Figure 7 shows an optical head that includes a laser medium contacted optically to the SA, which shortened the cavity length to 8 mm (optical length lc=15 mm) and enhanced the peak power. The pump peak power and pulse width were 28 W and 420 µs, and the pumping beam radius was wp=300 µm. A peak power of 1.7 MW (0.67 mJ energy and 400 ps pulse width) was obtained from a 2-cm-diameter×5-cm-long laser head. There are problems of beam quality in the optically contacted cavity since fine alignment of the cavity was impossible, and parallelism of the crystals needs to be improved.

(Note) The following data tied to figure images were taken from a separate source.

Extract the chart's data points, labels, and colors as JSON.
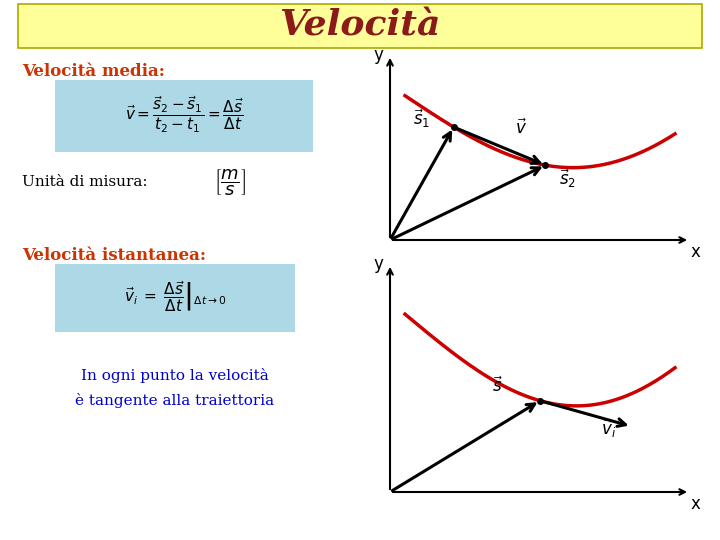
{
  "title": "Velocità",
  "title_color": "#8B1A1A",
  "title_bg": "#FFFF99",
  "bg_color": "#FFFFFF",
  "section1_label": "Velocità media:",
  "section2_label": "Velocità istantanea:",
  "section_color": "#CC3300",
  "note_color": "#0000CC",
  "note_text": "In ogni punto la velocità\nè tangente alla traiettoria",
  "formula_bg": "#ADD8E6",
  "arrow_color": "#000000",
  "curve_color": "#CC0000",
  "axes_color": "#000000"
}
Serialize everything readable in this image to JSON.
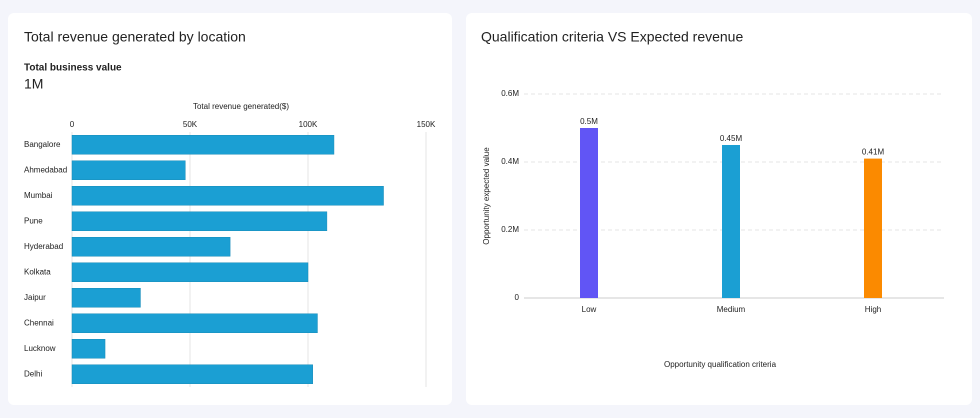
{
  "chart_data": [
    {
      "type": "bar",
      "orientation": "horizontal",
      "title": "Total revenue generated by location",
      "kpi_label": "Total business value",
      "kpi_value": "1M",
      "x_label": "Total revenue generated($)",
      "categories": [
        "Bangalore",
        "Ahmedabad",
        "Mumbai",
        "Pune",
        "Hyderabad",
        "Kolkata",
        "Jaipur",
        "Chennai",
        "Lucknow",
        "Delhi"
      ],
      "values": [
        111000,
        48000,
        132000,
        108000,
        67000,
        100000,
        29000,
        104000,
        14000,
        102000
      ],
      "color": "#1b9fd3",
      "xlim": [
        0,
        150000
      ],
      "xticks": [
        0,
        {
          "value": 50000,
          "label": "50K"
        },
        {
          "value": 100000,
          "label": "100K"
        },
        {
          "value": 150000,
          "label": "150K"
        }
      ],
      "grid": true
    },
    {
      "type": "bar",
      "orientation": "vertical",
      "title": "Qualification criteria VS Expected revenue",
      "x_label": "Opportunity qualification criteria",
      "y_label": "Opportunity expected value",
      "categories": [
        "Low",
        "Medium",
        "High"
      ],
      "values": [
        500000,
        450000,
        410000
      ],
      "value_labels": [
        "0.5M",
        "0.45M",
        "0.41M"
      ],
      "colors": [
        "#6155f5",
        "#1b9fd3",
        "#fb8a00"
      ],
      "ylim": [
        0,
        600000
      ],
      "yticks": [
        0,
        {
          "value": 200000,
          "label": "0.2M"
        },
        {
          "value": 400000,
          "label": "0.4M"
        },
        {
          "value": 600000,
          "label": "0.6M"
        }
      ],
      "grid": true
    }
  ]
}
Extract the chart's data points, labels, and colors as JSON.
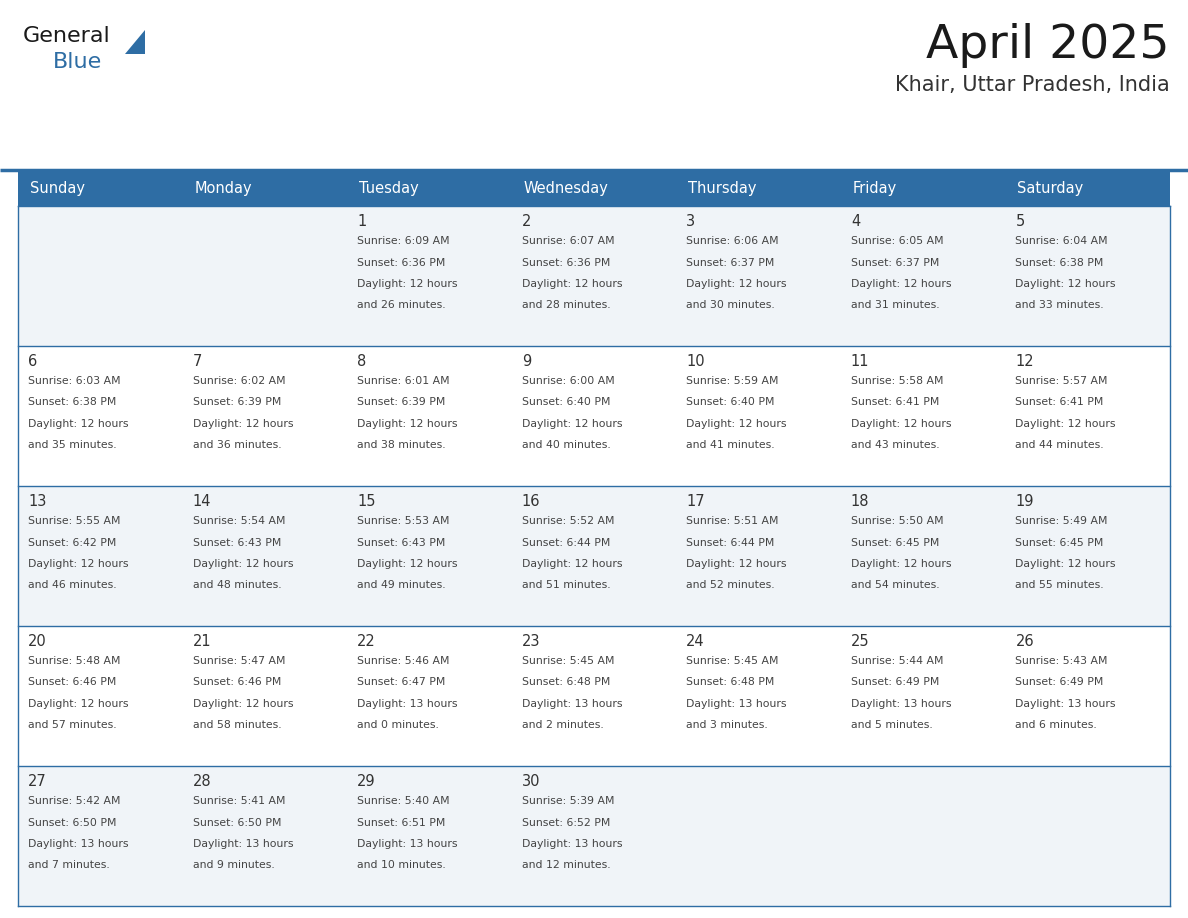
{
  "title": "April 2025",
  "subtitle": "Khair, Uttar Pradesh, India",
  "header_bg": "#2E6DA4",
  "header_text": "#FFFFFF",
  "row_bg_odd": "#F0F4F8",
  "row_bg_even": "#FFFFFF",
  "grid_line_color": "#2E6DA4",
  "date_color": "#333333",
  "text_color": "#444444",
  "background": "#FFFFFF",
  "day_names": [
    "Sunday",
    "Monday",
    "Tuesday",
    "Wednesday",
    "Thursday",
    "Friday",
    "Saturday"
  ],
  "weeks": [
    [
      {
        "date": "",
        "lines": []
      },
      {
        "date": "",
        "lines": []
      },
      {
        "date": "1",
        "lines": [
          "Sunrise: 6:09 AM",
          "Sunset: 6:36 PM",
          "Daylight: 12 hours",
          "and 26 minutes."
        ]
      },
      {
        "date": "2",
        "lines": [
          "Sunrise: 6:07 AM",
          "Sunset: 6:36 PM",
          "Daylight: 12 hours",
          "and 28 minutes."
        ]
      },
      {
        "date": "3",
        "lines": [
          "Sunrise: 6:06 AM",
          "Sunset: 6:37 PM",
          "Daylight: 12 hours",
          "and 30 minutes."
        ]
      },
      {
        "date": "4",
        "lines": [
          "Sunrise: 6:05 AM",
          "Sunset: 6:37 PM",
          "Daylight: 12 hours",
          "and 31 minutes."
        ]
      },
      {
        "date": "5",
        "lines": [
          "Sunrise: 6:04 AM",
          "Sunset: 6:38 PM",
          "Daylight: 12 hours",
          "and 33 minutes."
        ]
      }
    ],
    [
      {
        "date": "6",
        "lines": [
          "Sunrise: 6:03 AM",
          "Sunset: 6:38 PM",
          "Daylight: 12 hours",
          "and 35 minutes."
        ]
      },
      {
        "date": "7",
        "lines": [
          "Sunrise: 6:02 AM",
          "Sunset: 6:39 PM",
          "Daylight: 12 hours",
          "and 36 minutes."
        ]
      },
      {
        "date": "8",
        "lines": [
          "Sunrise: 6:01 AM",
          "Sunset: 6:39 PM",
          "Daylight: 12 hours",
          "and 38 minutes."
        ]
      },
      {
        "date": "9",
        "lines": [
          "Sunrise: 6:00 AM",
          "Sunset: 6:40 PM",
          "Daylight: 12 hours",
          "and 40 minutes."
        ]
      },
      {
        "date": "10",
        "lines": [
          "Sunrise: 5:59 AM",
          "Sunset: 6:40 PM",
          "Daylight: 12 hours",
          "and 41 minutes."
        ]
      },
      {
        "date": "11",
        "lines": [
          "Sunrise: 5:58 AM",
          "Sunset: 6:41 PM",
          "Daylight: 12 hours",
          "and 43 minutes."
        ]
      },
      {
        "date": "12",
        "lines": [
          "Sunrise: 5:57 AM",
          "Sunset: 6:41 PM",
          "Daylight: 12 hours",
          "and 44 minutes."
        ]
      }
    ],
    [
      {
        "date": "13",
        "lines": [
          "Sunrise: 5:55 AM",
          "Sunset: 6:42 PM",
          "Daylight: 12 hours",
          "and 46 minutes."
        ]
      },
      {
        "date": "14",
        "lines": [
          "Sunrise: 5:54 AM",
          "Sunset: 6:43 PM",
          "Daylight: 12 hours",
          "and 48 minutes."
        ]
      },
      {
        "date": "15",
        "lines": [
          "Sunrise: 5:53 AM",
          "Sunset: 6:43 PM",
          "Daylight: 12 hours",
          "and 49 minutes."
        ]
      },
      {
        "date": "16",
        "lines": [
          "Sunrise: 5:52 AM",
          "Sunset: 6:44 PM",
          "Daylight: 12 hours",
          "and 51 minutes."
        ]
      },
      {
        "date": "17",
        "lines": [
          "Sunrise: 5:51 AM",
          "Sunset: 6:44 PM",
          "Daylight: 12 hours",
          "and 52 minutes."
        ]
      },
      {
        "date": "18",
        "lines": [
          "Sunrise: 5:50 AM",
          "Sunset: 6:45 PM",
          "Daylight: 12 hours",
          "and 54 minutes."
        ]
      },
      {
        "date": "19",
        "lines": [
          "Sunrise: 5:49 AM",
          "Sunset: 6:45 PM",
          "Daylight: 12 hours",
          "and 55 minutes."
        ]
      }
    ],
    [
      {
        "date": "20",
        "lines": [
          "Sunrise: 5:48 AM",
          "Sunset: 6:46 PM",
          "Daylight: 12 hours",
          "and 57 minutes."
        ]
      },
      {
        "date": "21",
        "lines": [
          "Sunrise: 5:47 AM",
          "Sunset: 6:46 PM",
          "Daylight: 12 hours",
          "and 58 minutes."
        ]
      },
      {
        "date": "22",
        "lines": [
          "Sunrise: 5:46 AM",
          "Sunset: 6:47 PM",
          "Daylight: 13 hours",
          "and 0 minutes."
        ]
      },
      {
        "date": "23",
        "lines": [
          "Sunrise: 5:45 AM",
          "Sunset: 6:48 PM",
          "Daylight: 13 hours",
          "and 2 minutes."
        ]
      },
      {
        "date": "24",
        "lines": [
          "Sunrise: 5:45 AM",
          "Sunset: 6:48 PM",
          "Daylight: 13 hours",
          "and 3 minutes."
        ]
      },
      {
        "date": "25",
        "lines": [
          "Sunrise: 5:44 AM",
          "Sunset: 6:49 PM",
          "Daylight: 13 hours",
          "and 5 minutes."
        ]
      },
      {
        "date": "26",
        "lines": [
          "Sunrise: 5:43 AM",
          "Sunset: 6:49 PM",
          "Daylight: 13 hours",
          "and 6 minutes."
        ]
      }
    ],
    [
      {
        "date": "27",
        "lines": [
          "Sunrise: 5:42 AM",
          "Sunset: 6:50 PM",
          "Daylight: 13 hours",
          "and 7 minutes."
        ]
      },
      {
        "date": "28",
        "lines": [
          "Sunrise: 5:41 AM",
          "Sunset: 6:50 PM",
          "Daylight: 13 hours",
          "and 9 minutes."
        ]
      },
      {
        "date": "29",
        "lines": [
          "Sunrise: 5:40 AM",
          "Sunset: 6:51 PM",
          "Daylight: 13 hours",
          "and 10 minutes."
        ]
      },
      {
        "date": "30",
        "lines": [
          "Sunrise: 5:39 AM",
          "Sunset: 6:52 PM",
          "Daylight: 13 hours",
          "and 12 minutes."
        ]
      },
      {
        "date": "",
        "lines": []
      },
      {
        "date": "",
        "lines": []
      },
      {
        "date": "",
        "lines": []
      }
    ]
  ]
}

The highest-brightness Nd3+:YAG microchip laser, passively Q-switched by Cr4+:YAG with supplied electricity of 2.3 W for 100 Hz repetition frequency, to our knowledge, has been demonstrated. We clarified theoretically and experimentally that a decrease in the initial transmission of SA and shortening the cavity length achieved high brightness. As a result, the maximum peak power exceeded 1.2 MW (0.69 mJ energy and 580 ps pulse width) at a repetition rate of 100 Hz with single transverse and longitudinal mode oscillation (M2=1.04 and spectrum width < 5.1 pm). Brightness of 98 TW/sr·cm2, comparable to high power actively Q-switched lasers, was obtained from a compact single cavity head without an amplifier. The pulse energy was 13% higher than calculation with Eq. (1) and the pulse width was 26% broader than calculation with Eq. (2). A peak power of 2.1 MW (0.97 mJ energy and 460 ps pulse width) was obtained by extending the pump beam area, but the M2 factor worsened to 1.36 and the brightness was limited to 100 TW/sr·cm2. We demonstrated the laser set-up that included a laser medium contacted optically to the SA, and a peak power of 1.7 MW (0.67 mJ energy and 400 ps pulse width) was obtained from a 2-cm-diameter×5-cmlong laser head. The temperature of all systems, which include a cavity and a pump source, was controlled only by TE coolers. Such high-brightness compact lasers can be used for many applications, such as processing and measurement.